The cultural phenomenon known as "decadence" has often been viewed as an ephemeral artistic vogue that flourished briefly in late nineteenth- and early twentieth-century Europe. This study makes the case for decadence as a literary movement in its own right, based on a set of aesthetic principles that formed a transitional link between romanticism and modernism.
Understand in this developmental context, decadence represents the aesthetic substratum of a wide range of fin-de-siècle literary schools, including naturalism, realism, Parnassianism, aestheticism, and symbolism. As an impulse toward modernism, it prefigures the thematic, structural, and stylistic concerns of later literature.

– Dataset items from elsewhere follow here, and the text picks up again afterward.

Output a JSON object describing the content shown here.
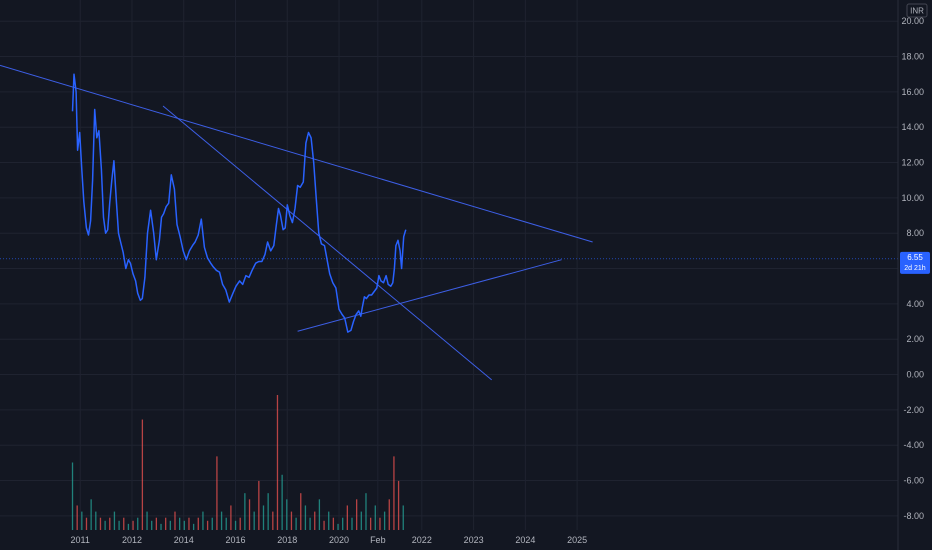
{
  "chart_data": {
    "type": "line",
    "currency": "INR",
    "price_badge": {
      "price": "6.55",
      "countdown": "2d 21h"
    },
    "colors": {
      "background": "#131722",
      "grid": "#1f2330",
      "price_line": "#2962ff",
      "trendline": "#3d5fe6",
      "volume_up": "#26a69a",
      "volume_down": "#ef5350",
      "badge": "#2962ff"
    },
    "y_axis": {
      "ylim": [
        -8.8,
        21.2
      ],
      "ticks": [
        "20.00",
        "18.00",
        "16.00",
        "14.00",
        "12.00",
        "10.00",
        "8.00",
        "6.00",
        "4.00",
        "2.00",
        "0.00",
        "-2.00",
        "-4.00",
        "-6.00",
        "-8.00"
      ],
      "tick_values": [
        20,
        18,
        16,
        14,
        12,
        10,
        8,
        6,
        4,
        2,
        0,
        -2,
        -4,
        -6,
        -8
      ]
    },
    "x_axis": {
      "xlim": [
        2009.45,
        2026.8
      ],
      "ticks": [
        "2011",
        "2012",
        "2014",
        "2016",
        "2018",
        "2020",
        "Feb",
        "2022",
        "2023",
        "2024",
        "2025"
      ],
      "tick_values": [
        2011.0,
        2012.0,
        2013.0,
        2014.0,
        2015.0,
        2016.0,
        2016.75,
        2017.6,
        2018.6,
        2019.6,
        2020.6
      ]
    },
    "grid": true,
    "series": [
      {
        "x": [
          2010.85,
          2010.88,
          2010.92,
          2010.95,
          2010.99,
          2011.03,
          2011.07,
          2011.12,
          2011.16,
          2011.2,
          2011.24,
          2011.28,
          2011.32,
          2011.36,
          2011.41,
          2011.45,
          2011.49,
          2011.53,
          2011.57,
          2011.61,
          2011.65,
          2011.7,
          2011.74,
          2011.78,
          2011.83,
          2011.88,
          2011.93,
          2011.97,
          2012.02,
          2012.07,
          2012.11,
          2012.16,
          2012.2,
          2012.25,
          2012.3,
          2012.36,
          2012.42,
          2012.47,
          2012.53,
          2012.57,
          2012.61,
          2012.66,
          2012.71,
          2012.76,
          2012.82,
          2012.87,
          2012.93,
          2012.99,
          2013.05,
          2013.11,
          2013.17,
          2013.22,
          2013.28,
          2013.34,
          2013.4,
          2013.46,
          2013.52,
          2013.57,
          2013.63,
          2013.69,
          2013.75,
          2013.81,
          2013.88,
          2013.95,
          2014.01,
          2014.08,
          2014.14,
          2014.2,
          2014.26,
          2014.32,
          2014.39,
          2014.45,
          2014.51,
          2014.57,
          2014.62,
          2014.68,
          2014.74,
          2014.79,
          2014.83,
          2014.87,
          2014.92,
          2014.96,
          2015.0,
          2015.05,
          2015.1,
          2015.15,
          2015.2,
          2015.25,
          2015.31,
          2015.36,
          2015.41,
          2015.46,
          2015.51,
          2015.56,
          2015.61,
          2015.66,
          2015.72,
          2015.77,
          2015.82,
          2015.88,
          2015.94,
          2016.0,
          2016.06,
          2016.11,
          2016.17,
          2016.23,
          2016.28,
          2016.33,
          2016.38,
          2016.42,
          2016.45,
          2016.49,
          2016.53,
          2016.58,
          2016.63,
          2016.68,
          2016.73,
          2016.77,
          2016.81,
          2016.86,
          2016.91,
          2016.95,
          2017.0,
          2017.04,
          2017.07,
          2017.1,
          2017.14,
          2017.18,
          2017.21,
          2017.25,
          2017.29
        ],
        "y": [
          14.9,
          17.0,
          16.0,
          12.7,
          13.7,
          11.6,
          9.8,
          8.3,
          7.9,
          8.7,
          11.0,
          15.0,
          13.4,
          13.8,
          11.6,
          8.9,
          8.0,
          8.2,
          9.7,
          11.0,
          12.1,
          9.7,
          8.0,
          7.5,
          6.9,
          6.0,
          6.5,
          6.3,
          5.7,
          5.3,
          4.6,
          4.2,
          4.3,
          5.5,
          8.0,
          9.3,
          8.0,
          6.5,
          7.6,
          8.9,
          9.1,
          9.5,
          9.7,
          11.3,
          10.5,
          8.5,
          7.8,
          7.0,
          6.5,
          7.0,
          7.3,
          7.5,
          7.9,
          8.8,
          7.2,
          6.6,
          6.3,
          6.1,
          5.9,
          5.8,
          5.1,
          4.8,
          4.1,
          4.6,
          5.0,
          5.3,
          5.1,
          5.6,
          5.5,
          5.9,
          6.3,
          6.4,
          6.4,
          6.8,
          7.5,
          7.0,
          7.3,
          8.5,
          9.4,
          9.0,
          8.2,
          8.3,
          9.6,
          9.0,
          8.6,
          9.4,
          10.7,
          10.6,
          10.9,
          13.1,
          13.7,
          13.4,
          12.0,
          10.0,
          8.0,
          7.4,
          7.3,
          6.5,
          5.7,
          5.2,
          4.9,
          3.7,
          3.4,
          3.2,
          2.4,
          2.5,
          3.0,
          3.4,
          3.6,
          3.3,
          3.8,
          4.4,
          4.3,
          4.5,
          4.5,
          4.7,
          4.9,
          5.6,
          5.3,
          5.2,
          5.6,
          5.1,
          5.0,
          5.2,
          6.0,
          7.3,
          7.6,
          7.0,
          6.0,
          7.8,
          8.2
        ]
      }
    ],
    "trendlines": [
      {
        "from": [
          2009.45,
          17.5
        ],
        "to": [
          2020.9,
          7.5
        ]
      },
      {
        "from": [
          2012.6,
          15.2
        ],
        "to": [
          2018.95,
          -0.3
        ]
      },
      {
        "from": [
          2015.2,
          2.45
        ],
        "to": [
          2020.3,
          6.5
        ]
      }
    ],
    "volume": {
      "x": [
        2010.85,
        2010.94,
        2011.03,
        2011.12,
        2011.21,
        2011.3,
        2011.39,
        2011.48,
        2011.57,
        2011.66,
        2011.75,
        2011.84,
        2011.93,
        2012.02,
        2012.11,
        2012.2,
        2012.29,
        2012.38,
        2012.47,
        2012.56,
        2012.65,
        2012.74,
        2012.83,
        2012.92,
        2013.01,
        2013.1,
        2013.19,
        2013.28,
        2013.37,
        2013.46,
        2013.55,
        2013.64,
        2013.73,
        2013.82,
        2013.91,
        2014.0,
        2014.09,
        2014.18,
        2014.27,
        2014.36,
        2014.45,
        2014.54,
        2014.63,
        2014.72,
        2014.81,
        2014.9,
        2014.99,
        2015.08,
        2015.17,
        2015.26,
        2015.35,
        2015.44,
        2015.53,
        2015.62,
        2015.71,
        2015.8,
        2015.89,
        2015.98,
        2016.07,
        2016.16,
        2016.25,
        2016.34,
        2016.43,
        2016.52,
        2016.61,
        2016.7,
        2016.79,
        2016.88,
        2016.97,
        2017.06,
        2017.15,
        2017.24
      ],
      "values": [
        11,
        4,
        3,
        2,
        5,
        3,
        2,
        1.5,
        2,
        3,
        1.5,
        2,
        1,
        1.5,
        2,
        18,
        3,
        1.5,
        2,
        1,
        2,
        1.5,
        3,
        2,
        1.5,
        2,
        1,
        2,
        3,
        1.5,
        2,
        12,
        3,
        2,
        4,
        1.5,
        2,
        6,
        5,
        3,
        8,
        4,
        6,
        3,
        22,
        9,
        5,
        3,
        2,
        6,
        4,
        2,
        3,
        5,
        1.5,
        3,
        2,
        1,
        2,
        4,
        2,
        5,
        3,
        6,
        2,
        4,
        2,
        3,
        5,
        12,
        8,
        4
      ],
      "up": [
        true,
        false,
        true,
        false,
        true,
        true,
        false,
        true,
        false,
        true,
        true,
        false,
        true,
        false,
        true,
        false,
        true,
        true,
        false,
        true,
        false,
        true,
        false,
        true,
        true,
        false,
        true,
        false,
        true,
        false,
        true,
        false,
        true,
        true,
        false,
        true,
        false,
        true,
        false,
        true,
        false,
        true,
        true,
        false,
        false,
        true,
        true,
        false,
        true,
        false,
        true,
        true,
        false,
        true,
        false,
        true,
        false,
        true,
        true,
        false,
        true,
        false,
        true,
        true,
        false,
        true,
        false,
        true,
        false,
        false,
        false,
        true
      ]
    }
  }
}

David Weir demonstrates his thesis by analyzing a number of French, English, Italian, and American novels, each associated with some specific decadent literary tendency. For example, he uses Flaubert's Salammbô, the brothers Goncourts' Germinie Lacerteux, and Walter Pater's Marius the Epicurean to explore the affiliations between decadence romanticism, naturalism, and aestheticism, respectively. This approach allows Weir to clarify the multiple meanings of decadence and to challenge certain longstanding misconceptions, such as the notion of decadence as a mannered and inferior form of high culture.
The book concludes by arguing that the decadent sensibility persists in popular culture and contemporary theory, with multiculturalism and postmodernism representing its most current manifestations.